So I have a dataframe which looks like:
Target, Achieved, Goal, Remaining
10, 5, 50, 5
4, 5, 125, 0
3, 3, 100, 0
8, 2, 25, 6
I want to display this dataframe with visible info based on colors, Under this criteria:
- If goal is achieved I just wanted row to be green regardless of how surpassed goal actually is. So the whole 2nd and 3rd rows would be the same green color
- If goal is not achieved, I want to color them based on heatmap. So here I want 4th row to be a darker shade (of lets say red) than 1st row since I am missing more on that row's goal.

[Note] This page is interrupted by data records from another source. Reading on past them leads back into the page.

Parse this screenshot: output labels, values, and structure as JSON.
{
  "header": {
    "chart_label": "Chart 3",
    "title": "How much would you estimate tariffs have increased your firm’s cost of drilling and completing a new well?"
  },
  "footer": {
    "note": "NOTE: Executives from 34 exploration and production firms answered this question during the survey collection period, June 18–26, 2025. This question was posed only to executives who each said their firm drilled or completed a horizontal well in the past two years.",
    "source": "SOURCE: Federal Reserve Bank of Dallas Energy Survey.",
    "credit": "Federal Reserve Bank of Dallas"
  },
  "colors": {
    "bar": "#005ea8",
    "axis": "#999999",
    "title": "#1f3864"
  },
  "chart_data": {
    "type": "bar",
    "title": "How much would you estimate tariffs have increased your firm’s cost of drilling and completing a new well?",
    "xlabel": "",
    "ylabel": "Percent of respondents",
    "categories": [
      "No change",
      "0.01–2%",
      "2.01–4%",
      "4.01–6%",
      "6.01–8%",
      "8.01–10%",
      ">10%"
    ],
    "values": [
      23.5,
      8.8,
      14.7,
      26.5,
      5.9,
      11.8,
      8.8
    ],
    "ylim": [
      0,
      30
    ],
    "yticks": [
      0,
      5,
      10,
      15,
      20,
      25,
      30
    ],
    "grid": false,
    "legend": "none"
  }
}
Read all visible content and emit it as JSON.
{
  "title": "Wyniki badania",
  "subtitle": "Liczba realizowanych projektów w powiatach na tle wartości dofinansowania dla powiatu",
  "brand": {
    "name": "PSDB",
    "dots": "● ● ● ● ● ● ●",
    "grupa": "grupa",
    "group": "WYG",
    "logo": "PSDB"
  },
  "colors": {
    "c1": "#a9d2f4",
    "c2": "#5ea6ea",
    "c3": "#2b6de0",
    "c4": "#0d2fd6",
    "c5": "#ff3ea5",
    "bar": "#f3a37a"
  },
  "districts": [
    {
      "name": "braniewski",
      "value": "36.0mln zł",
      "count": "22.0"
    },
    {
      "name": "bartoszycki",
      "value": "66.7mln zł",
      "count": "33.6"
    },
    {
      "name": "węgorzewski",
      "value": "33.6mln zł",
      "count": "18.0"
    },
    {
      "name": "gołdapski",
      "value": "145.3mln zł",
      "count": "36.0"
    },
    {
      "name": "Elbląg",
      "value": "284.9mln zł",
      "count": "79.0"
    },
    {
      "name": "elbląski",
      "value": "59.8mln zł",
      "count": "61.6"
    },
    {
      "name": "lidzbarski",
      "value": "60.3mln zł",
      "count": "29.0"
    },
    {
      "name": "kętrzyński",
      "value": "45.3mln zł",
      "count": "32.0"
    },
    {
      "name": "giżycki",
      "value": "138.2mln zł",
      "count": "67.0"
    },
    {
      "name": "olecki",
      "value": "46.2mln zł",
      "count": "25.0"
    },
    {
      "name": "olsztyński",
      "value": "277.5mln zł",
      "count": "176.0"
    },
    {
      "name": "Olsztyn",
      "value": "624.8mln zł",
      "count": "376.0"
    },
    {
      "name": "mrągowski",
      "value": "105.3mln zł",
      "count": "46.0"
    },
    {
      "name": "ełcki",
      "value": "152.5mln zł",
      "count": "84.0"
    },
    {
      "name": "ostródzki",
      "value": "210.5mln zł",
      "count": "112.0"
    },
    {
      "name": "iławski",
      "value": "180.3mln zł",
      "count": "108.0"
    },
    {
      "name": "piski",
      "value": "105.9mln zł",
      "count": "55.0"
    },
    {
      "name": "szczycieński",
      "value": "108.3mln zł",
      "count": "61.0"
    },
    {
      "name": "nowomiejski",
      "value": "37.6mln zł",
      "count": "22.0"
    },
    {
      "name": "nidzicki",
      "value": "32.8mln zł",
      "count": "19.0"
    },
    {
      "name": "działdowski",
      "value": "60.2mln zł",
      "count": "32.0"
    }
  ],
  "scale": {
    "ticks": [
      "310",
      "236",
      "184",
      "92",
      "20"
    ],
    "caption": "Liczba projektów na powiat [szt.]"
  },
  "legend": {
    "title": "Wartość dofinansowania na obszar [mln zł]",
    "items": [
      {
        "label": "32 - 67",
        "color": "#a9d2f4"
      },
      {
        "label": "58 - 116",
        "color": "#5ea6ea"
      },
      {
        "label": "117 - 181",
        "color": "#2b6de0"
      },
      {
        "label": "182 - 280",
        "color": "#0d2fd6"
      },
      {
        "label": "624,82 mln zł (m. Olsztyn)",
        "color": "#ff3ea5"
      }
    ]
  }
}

For single color, following function works perfectly: Thanks to the answer here
def highlight_col(x):
#copy df to new - original data are not changed
df = x.copy()
#set by condition
mask = df['Goal Completion (%)'] >= 100
df.loc[mask, :] = 'background-color: lightgreen'
df.loc[~mask,:] = 'background-color: pink'
return df
For a simple heatmap without excluding Goal completion condition, its possible via:
df.style.background_gradient(cmap='Reds')
But it:
- Includes whole dataframe
- Color by each column separately
- Cannot exclude rows with goals achieved
- Could not be used inside my above function (tried using:
df.loc[~mask,:] = 'background_gradient: Reds'
in last line but didn't work either.
P.S. My Dataframe isn't very large so I prefer table coloring itself from where I can select rows instead of having a whole new viz. Any suggestions bettering the situation are highly welcomed!